The Lake Crossing Over the Andes of Argentina and Chile

It was only after seeing the film, ‘Motorcycle Diaries’ that I realized perhaps I would like to go and check the upper fringes of Patagonia. At that time, however, I did not know that this region which is full of beautiful lakes and volcanoes was where Patagonia began. So this post would be about me discovering the Lake Region of Argentina and Chile before even hearing the word Patagonia.

A replica of the Che Motorcycle

In the movie Motorcycle Diaries, Che Guevera and his friend in the wooden raft under a clouded sky stretch their arms and shout ‘Viva Chile’, long live Chile. This is the first time they are crossing the borders of their country, Argentina and the moment is beautiful captures in the cinema. From, Bariloche in Argentina to Puerto Varas in Chile is the journey we take every time on the South America tour, more than 70 years after Che Guevera and his friend embarked on it.

In my earlier posts I have mentioned this area but as I write now from the very lake that Che sailed on, it made sense to mention this region again. Especially as we make the crossing from Argentina to Chile over the Andes and on the lakes. The lakes that take on three different colors as we move from one to another.

See also  San Blas in Cusco

The Andes are crossed from Argentina and Chile via three lakes, Nahuel Huapi and Lagos Frias in Argentina and Todos Los Santos and Lago Llanquihue in Chile. The lake crossing that happens in one single day is the biggest attraction of the lake region. After every lake comes to a road journey which takes us through the most different forest region of the world. Unlike the hot and humid Amazon, the jungles of Patagonia can be sometimes as thick as the Amazon but with temperatures lower by 35 – 40 degrees.

Welcome to Chile, through the cold jungle

This only happens due to the amount of rain that this region receives from the Pacific. The rain clouds are blocked over the Andes as they pass from the west to the east and 90% of Argentinian Patagonia stays dry. However, on the other side of Chile, it rains more than 280 days a year.

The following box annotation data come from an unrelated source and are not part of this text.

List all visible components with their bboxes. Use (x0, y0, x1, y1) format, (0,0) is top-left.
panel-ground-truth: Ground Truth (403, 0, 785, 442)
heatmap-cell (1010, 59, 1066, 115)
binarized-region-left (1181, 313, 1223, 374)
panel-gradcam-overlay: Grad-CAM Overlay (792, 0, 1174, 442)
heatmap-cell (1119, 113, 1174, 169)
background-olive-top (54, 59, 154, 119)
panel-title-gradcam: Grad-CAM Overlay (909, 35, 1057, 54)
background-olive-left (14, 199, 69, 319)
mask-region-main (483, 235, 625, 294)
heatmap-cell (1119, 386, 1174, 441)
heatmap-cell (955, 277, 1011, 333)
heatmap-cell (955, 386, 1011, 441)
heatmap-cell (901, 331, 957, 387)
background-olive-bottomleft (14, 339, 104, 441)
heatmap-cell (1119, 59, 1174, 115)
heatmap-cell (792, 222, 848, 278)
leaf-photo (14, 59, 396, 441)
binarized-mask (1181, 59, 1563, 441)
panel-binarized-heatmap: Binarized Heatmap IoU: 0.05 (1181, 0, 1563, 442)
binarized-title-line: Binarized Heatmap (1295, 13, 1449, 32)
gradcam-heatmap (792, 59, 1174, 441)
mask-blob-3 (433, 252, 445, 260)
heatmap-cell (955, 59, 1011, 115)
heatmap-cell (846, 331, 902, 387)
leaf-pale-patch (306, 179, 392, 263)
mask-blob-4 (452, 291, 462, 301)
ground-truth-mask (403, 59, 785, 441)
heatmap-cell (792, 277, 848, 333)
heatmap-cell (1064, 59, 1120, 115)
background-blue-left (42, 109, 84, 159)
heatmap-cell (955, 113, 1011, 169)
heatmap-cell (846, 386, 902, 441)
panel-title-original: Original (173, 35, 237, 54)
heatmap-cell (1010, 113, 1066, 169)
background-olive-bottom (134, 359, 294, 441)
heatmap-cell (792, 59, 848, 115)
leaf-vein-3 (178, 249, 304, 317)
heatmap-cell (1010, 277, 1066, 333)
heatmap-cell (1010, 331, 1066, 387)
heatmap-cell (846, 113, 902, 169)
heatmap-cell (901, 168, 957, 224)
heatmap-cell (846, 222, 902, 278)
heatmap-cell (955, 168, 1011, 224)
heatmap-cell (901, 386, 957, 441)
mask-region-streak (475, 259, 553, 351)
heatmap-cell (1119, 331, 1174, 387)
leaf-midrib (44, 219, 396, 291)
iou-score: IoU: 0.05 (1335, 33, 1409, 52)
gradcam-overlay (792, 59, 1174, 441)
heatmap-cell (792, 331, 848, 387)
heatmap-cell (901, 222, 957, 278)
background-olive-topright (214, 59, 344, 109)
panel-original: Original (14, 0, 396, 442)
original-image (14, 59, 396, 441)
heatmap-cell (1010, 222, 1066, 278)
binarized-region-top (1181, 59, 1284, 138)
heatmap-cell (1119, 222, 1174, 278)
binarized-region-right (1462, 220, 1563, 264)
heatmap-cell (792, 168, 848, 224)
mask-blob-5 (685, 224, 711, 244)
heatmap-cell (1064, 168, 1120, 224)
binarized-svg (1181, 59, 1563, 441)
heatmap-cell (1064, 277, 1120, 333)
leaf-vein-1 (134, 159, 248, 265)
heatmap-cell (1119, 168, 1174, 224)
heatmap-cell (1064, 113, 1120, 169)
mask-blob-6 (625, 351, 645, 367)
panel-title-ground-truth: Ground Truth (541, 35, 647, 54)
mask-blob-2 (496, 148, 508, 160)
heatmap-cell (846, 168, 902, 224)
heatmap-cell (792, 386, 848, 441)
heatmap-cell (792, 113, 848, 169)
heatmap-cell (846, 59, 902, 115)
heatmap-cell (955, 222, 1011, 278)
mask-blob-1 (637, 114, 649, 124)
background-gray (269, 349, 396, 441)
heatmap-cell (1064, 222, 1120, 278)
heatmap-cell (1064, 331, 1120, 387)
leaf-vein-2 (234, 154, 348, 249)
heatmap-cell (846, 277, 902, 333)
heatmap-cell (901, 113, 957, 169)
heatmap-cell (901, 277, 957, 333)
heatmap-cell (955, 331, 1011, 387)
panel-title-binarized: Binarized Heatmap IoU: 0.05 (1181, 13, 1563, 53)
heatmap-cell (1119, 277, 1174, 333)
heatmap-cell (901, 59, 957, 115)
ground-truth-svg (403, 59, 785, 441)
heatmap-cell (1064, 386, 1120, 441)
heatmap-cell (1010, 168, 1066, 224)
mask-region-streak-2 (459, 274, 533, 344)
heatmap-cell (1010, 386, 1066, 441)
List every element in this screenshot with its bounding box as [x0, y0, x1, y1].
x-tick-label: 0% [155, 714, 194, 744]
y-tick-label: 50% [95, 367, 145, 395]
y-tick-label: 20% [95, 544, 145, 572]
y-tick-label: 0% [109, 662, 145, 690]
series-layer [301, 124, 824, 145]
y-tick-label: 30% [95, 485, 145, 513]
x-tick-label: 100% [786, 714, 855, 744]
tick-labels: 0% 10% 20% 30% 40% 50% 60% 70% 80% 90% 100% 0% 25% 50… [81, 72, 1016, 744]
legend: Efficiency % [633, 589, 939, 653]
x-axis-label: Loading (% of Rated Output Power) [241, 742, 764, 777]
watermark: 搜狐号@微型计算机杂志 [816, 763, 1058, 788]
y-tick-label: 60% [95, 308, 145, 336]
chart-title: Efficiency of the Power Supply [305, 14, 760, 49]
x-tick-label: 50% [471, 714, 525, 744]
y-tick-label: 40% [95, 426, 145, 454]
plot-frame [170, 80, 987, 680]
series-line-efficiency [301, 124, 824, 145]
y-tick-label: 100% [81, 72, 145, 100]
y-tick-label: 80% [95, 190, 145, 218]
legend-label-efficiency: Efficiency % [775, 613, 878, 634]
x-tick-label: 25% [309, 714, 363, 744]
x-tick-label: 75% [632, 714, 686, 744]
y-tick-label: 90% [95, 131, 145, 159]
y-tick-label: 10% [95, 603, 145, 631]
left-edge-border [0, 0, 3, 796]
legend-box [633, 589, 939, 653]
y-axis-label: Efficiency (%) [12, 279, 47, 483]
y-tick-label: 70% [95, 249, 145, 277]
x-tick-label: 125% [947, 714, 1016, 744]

Today happens to be one of the special days where the rain clouds have decided to stay away and as we enter Chile, and the mount Tronador, the tallest peak of in this part of the Andes comes in full view.

Mount Tronador

By the time we cross the border and reach the Chilean immigration, it is already past lunch time and the first touch of the Chilean fish, mostly salmon or hake can be had in Peulla, a village of fewer than 100 people and one big hotel. Everything about tourism is in this hotel as it is about the crossing of the lakes. One travel company has got a contract for I think, 200 years for cruising these waters, which make this less crowded experience. The lesser the crowds crossing in the day the more the connect one feels with the surrounding.

See also  Paracas in Peru

As we embark on the last part of the journey here in Chile and on Lagos Santos, I can once again feel the appeal of the lakes and overall of Patagonia taking over me. I don’t even want to know how many times I have been here, coz even now at some moments it feels like the first time. When I look at the people though it’s a different feeling. It feels nice to introduce them to this part of the world.

Osorno Volcano

The journey from Bariloche to Puerto Varas in parts.

Part 1: Bariloche to Puerto Frias in Argentina

  1. Bariloche – Puerto Panuelo: 60 mins
  2. Sailing on Nahuel Huapi to reach Puerto Blest: 60 mins
  3. Puerto Blest – Puerto Alegre: 10 min
  4. Sailing on Lagos Frias: 20 mins

Goodbye Argentina  —- Welcome to Chile

Part 2: Puerto Frias in Argentina to Puerto Varas in Chile

  1. Puerto Frias – Peulla: 110 mins
  2. Sailing on Lagos Santos: 100 mins (first sighting of Volcanoes)
  3. Petrohue – Puerto Varas: 90 mins, next to Lago Llanquhue.